O akşam bir mızrak gibi saplanıp kaldım, bir cümlenin ruhuma olan işleyişi ile.
“Sen yeter ki yola düş!” diye tekrar ettim kendi kendime. Melodik bir içselleştirme yaratmalıydım ruhumda. Sesli düşünceler bir kambur misali sırtımda.
Komodinimin üzerindeki aynada siluetimin nasıl da puslu ve bulanık gözüktüğünü tam da o anda fark ettim.
Unutmuşum kendimi. Gelişi güzel bir şekilde konteynıra bırakılmış çöp torbası gibi.
Bez ve deterjanı aldım, aynayı hemen silmeye başladım. Sildikçe yeni bir sayfa aralanıyor gibiydi, kendimle tanıştım.
Kabahati kime yükleyeceğim konusunda kararsızdım. Unuttuğum kendime mi? Yoksa tozlu ve bulanık aynaya mı?

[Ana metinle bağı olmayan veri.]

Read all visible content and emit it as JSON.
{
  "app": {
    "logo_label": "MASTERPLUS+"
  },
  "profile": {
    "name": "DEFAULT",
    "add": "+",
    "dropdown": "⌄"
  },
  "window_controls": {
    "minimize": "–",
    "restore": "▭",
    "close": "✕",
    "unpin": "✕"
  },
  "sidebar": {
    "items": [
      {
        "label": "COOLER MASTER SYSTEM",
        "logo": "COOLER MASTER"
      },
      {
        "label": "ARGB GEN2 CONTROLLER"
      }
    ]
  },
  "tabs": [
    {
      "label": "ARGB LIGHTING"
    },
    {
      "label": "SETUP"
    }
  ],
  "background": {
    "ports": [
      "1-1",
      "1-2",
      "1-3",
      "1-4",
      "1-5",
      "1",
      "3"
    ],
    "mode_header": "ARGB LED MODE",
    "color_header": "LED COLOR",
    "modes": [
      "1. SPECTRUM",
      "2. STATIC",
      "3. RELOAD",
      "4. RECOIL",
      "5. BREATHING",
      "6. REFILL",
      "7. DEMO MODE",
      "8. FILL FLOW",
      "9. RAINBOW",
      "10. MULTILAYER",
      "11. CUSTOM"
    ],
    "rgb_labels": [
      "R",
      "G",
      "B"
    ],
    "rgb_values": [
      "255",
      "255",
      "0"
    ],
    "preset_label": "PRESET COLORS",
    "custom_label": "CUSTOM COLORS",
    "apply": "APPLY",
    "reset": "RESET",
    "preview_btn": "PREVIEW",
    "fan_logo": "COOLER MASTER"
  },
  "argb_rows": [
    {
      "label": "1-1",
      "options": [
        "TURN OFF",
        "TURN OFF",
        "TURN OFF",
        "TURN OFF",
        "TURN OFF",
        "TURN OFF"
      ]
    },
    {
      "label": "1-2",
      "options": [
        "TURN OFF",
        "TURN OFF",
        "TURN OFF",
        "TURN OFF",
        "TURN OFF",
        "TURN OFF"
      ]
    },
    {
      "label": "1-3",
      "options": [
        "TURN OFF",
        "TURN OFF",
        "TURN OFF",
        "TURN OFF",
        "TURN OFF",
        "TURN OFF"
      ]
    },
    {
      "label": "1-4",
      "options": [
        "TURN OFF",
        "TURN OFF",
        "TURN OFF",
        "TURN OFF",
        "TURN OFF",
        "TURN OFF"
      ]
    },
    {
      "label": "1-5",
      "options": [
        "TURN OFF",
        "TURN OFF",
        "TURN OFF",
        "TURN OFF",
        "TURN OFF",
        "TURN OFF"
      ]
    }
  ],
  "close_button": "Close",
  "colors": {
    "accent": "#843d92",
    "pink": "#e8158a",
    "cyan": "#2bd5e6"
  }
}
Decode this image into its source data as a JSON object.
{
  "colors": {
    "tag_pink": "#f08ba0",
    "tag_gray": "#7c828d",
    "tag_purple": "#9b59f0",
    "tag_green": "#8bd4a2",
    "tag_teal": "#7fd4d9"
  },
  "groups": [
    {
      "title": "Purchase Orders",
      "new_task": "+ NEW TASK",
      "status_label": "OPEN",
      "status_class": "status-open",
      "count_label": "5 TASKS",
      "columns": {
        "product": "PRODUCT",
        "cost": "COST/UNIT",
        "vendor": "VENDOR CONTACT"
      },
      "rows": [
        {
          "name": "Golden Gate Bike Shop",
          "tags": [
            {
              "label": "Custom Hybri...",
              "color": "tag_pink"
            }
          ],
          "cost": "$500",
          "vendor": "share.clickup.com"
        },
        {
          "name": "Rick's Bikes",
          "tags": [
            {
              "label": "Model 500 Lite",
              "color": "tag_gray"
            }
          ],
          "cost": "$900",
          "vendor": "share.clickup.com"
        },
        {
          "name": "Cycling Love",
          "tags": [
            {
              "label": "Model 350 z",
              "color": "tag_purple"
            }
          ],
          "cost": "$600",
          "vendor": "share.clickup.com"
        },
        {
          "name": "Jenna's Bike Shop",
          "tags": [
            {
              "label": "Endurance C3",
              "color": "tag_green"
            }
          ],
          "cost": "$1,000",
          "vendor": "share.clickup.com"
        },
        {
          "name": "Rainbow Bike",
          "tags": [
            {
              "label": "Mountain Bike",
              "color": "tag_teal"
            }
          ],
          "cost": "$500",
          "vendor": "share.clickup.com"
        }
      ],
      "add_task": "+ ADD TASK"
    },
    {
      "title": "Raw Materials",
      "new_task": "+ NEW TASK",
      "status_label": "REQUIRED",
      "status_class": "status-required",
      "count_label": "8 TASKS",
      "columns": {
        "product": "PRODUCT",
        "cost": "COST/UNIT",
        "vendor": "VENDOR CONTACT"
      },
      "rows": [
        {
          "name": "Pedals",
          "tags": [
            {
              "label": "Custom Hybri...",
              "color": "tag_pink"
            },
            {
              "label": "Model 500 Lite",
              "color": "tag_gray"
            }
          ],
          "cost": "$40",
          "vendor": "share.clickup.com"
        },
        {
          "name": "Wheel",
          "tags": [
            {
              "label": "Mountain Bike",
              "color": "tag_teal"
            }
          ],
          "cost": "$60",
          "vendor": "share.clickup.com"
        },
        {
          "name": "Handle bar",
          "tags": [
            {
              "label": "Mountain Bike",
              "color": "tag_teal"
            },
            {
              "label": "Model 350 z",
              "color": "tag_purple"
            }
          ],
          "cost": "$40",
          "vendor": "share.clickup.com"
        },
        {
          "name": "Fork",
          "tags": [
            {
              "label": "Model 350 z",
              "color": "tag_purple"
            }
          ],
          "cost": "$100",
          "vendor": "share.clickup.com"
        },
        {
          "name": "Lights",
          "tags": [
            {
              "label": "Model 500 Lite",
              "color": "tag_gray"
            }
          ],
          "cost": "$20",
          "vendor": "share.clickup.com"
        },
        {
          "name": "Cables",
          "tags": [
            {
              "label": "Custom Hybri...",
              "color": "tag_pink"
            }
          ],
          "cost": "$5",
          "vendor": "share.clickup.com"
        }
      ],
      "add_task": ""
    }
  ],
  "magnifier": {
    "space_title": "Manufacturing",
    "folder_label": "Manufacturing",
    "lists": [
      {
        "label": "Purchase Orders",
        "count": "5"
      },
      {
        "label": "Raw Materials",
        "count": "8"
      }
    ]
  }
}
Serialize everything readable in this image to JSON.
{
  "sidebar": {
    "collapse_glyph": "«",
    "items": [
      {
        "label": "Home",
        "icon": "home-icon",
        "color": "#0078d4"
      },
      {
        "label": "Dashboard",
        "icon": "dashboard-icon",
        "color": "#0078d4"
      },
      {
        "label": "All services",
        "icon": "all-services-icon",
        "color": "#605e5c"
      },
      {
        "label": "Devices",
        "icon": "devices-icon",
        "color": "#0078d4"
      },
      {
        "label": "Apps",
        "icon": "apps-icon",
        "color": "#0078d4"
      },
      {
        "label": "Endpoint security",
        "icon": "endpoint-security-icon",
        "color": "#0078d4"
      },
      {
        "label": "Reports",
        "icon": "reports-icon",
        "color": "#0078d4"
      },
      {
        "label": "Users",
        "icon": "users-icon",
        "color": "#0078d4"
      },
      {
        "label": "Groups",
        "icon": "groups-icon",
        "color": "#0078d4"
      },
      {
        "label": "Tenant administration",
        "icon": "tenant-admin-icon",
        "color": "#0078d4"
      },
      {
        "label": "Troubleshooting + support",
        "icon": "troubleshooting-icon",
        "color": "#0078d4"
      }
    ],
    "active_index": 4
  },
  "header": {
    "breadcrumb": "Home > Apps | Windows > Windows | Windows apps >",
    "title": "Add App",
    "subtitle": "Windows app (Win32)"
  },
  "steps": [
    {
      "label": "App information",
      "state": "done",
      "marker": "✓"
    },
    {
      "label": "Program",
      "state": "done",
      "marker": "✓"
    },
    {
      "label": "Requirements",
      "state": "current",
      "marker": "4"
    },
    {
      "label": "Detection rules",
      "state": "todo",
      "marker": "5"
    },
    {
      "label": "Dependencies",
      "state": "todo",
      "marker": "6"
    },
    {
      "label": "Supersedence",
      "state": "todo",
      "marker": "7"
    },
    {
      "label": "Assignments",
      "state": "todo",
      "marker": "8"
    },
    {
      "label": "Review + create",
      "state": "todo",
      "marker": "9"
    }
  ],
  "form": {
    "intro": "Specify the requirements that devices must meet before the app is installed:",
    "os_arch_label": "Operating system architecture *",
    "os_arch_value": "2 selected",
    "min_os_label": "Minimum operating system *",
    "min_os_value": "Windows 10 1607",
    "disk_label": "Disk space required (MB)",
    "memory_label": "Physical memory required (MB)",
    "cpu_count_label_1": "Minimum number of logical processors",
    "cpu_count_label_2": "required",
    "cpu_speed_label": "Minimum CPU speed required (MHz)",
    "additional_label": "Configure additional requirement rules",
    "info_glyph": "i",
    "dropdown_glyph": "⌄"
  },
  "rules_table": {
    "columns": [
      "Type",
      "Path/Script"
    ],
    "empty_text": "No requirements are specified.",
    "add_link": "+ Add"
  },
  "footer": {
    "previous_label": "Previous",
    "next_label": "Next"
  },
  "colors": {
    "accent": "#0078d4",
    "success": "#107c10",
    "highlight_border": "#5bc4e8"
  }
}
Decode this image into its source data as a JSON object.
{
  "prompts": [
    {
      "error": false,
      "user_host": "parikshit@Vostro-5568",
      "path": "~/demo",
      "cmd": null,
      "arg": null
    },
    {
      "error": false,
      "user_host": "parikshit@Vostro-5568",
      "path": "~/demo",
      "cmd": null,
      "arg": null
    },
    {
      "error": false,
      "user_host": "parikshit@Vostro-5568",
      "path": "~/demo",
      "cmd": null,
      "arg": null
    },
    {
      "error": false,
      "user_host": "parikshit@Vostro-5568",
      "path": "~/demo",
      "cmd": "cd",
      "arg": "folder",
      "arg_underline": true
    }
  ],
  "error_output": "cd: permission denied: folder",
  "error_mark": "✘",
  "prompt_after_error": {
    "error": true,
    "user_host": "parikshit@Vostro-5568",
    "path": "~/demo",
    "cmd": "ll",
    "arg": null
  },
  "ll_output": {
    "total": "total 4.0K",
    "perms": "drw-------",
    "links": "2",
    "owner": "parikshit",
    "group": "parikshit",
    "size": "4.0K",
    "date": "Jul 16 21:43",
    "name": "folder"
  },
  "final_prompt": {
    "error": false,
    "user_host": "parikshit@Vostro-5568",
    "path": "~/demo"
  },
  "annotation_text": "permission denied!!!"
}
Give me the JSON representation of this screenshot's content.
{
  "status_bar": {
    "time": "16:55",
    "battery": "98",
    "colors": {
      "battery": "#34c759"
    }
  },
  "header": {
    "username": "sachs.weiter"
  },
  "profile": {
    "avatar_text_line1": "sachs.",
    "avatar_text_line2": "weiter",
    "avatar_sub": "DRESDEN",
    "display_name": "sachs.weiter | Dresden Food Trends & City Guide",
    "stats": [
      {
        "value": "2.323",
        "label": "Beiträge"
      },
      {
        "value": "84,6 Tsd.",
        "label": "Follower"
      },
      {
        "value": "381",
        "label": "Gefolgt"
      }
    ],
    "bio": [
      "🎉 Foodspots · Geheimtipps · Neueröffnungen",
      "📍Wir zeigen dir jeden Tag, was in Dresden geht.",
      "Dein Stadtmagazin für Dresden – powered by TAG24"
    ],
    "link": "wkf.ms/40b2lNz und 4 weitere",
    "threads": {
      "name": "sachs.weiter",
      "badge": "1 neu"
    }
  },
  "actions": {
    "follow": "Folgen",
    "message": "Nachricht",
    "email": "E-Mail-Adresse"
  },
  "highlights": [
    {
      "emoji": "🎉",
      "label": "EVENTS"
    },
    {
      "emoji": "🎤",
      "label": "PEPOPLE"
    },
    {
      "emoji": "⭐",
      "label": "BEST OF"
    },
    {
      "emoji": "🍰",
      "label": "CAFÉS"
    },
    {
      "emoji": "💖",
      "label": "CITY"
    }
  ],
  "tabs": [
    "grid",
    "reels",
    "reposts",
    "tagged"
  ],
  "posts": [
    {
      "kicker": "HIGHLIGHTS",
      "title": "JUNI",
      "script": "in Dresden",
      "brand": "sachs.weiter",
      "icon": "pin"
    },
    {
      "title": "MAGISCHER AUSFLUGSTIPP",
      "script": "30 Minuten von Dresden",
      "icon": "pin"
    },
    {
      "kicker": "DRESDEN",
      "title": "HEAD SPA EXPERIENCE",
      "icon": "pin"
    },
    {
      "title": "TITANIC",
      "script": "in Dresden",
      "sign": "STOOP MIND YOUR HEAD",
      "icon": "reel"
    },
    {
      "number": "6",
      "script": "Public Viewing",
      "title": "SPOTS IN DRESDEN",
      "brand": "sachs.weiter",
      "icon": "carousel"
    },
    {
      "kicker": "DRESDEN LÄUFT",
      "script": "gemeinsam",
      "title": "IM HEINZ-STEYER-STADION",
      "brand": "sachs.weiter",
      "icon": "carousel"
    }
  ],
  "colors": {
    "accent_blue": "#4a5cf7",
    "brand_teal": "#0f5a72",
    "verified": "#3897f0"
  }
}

Günlerdir, belkide haftalardır aydınlığını göremediğim bir kuyunun içerisinde gibiydim. Bile isteye bir çöküştü bu, kendi elini tutmadığın, ulu orta bıraktığın.
“Vakit saat şimdidedir.” diyen babaannemin sesi kulaklarımda şimdi. Rahmet istedi belli ki.
Hangi yola düşecekti adımlarım? Neyi seçecekti? Uğruna düşeceğim o yol neresiydi?
İnsan ruhu bir bataklık. Girdikçe debeleniyorsun, debelendikçe batıyorsun, battıkça çıkamıyorsun.
Verdiğim sözleri üzerime giymişcesine ayağa kalktım ve odamdan çıktım. Üstüme tam oturmuş bir hâli vardı, dilimin altında besleyip büyüttüğüm tüm kararların.
Güçlü hissediyordum kendimi. Geçmiş ayaklarımın altından kayıp giderken, gelecek bir serap misali varla yok arası gezinirken, tüm gürültü “şimdi” ile taçlanıyordu.
Göğsüm nasıl da kendinden emindi. Hiç olmadığı kadar öne gitmekteydi.
Ayakkabılarımı giymemiştim o gece. Tabanlarım asfaltın soğukluğu ile adımlanıyordu sayıların önemsiz olduğu bir vakitte.
Sesli düşünmeliydim.
Ondan başladım, geriye doğru saydım.
Beşte tıkandım. Dörtte yerli yersiz bir kararsızlığın içine daldım.
Ayak parmaklarım buz kesmişti. Nefesimin sıcaklığı avuç içlerime yetmemişti.
O ses, omuzlarımı itiyor gibiydi adeta yine ve yine.
“Sen yeter ki yola düş!”
Düşmüştüm yola.
Dudaklarım ikiden bire düştüğünde tüm kabuklarım ardımda.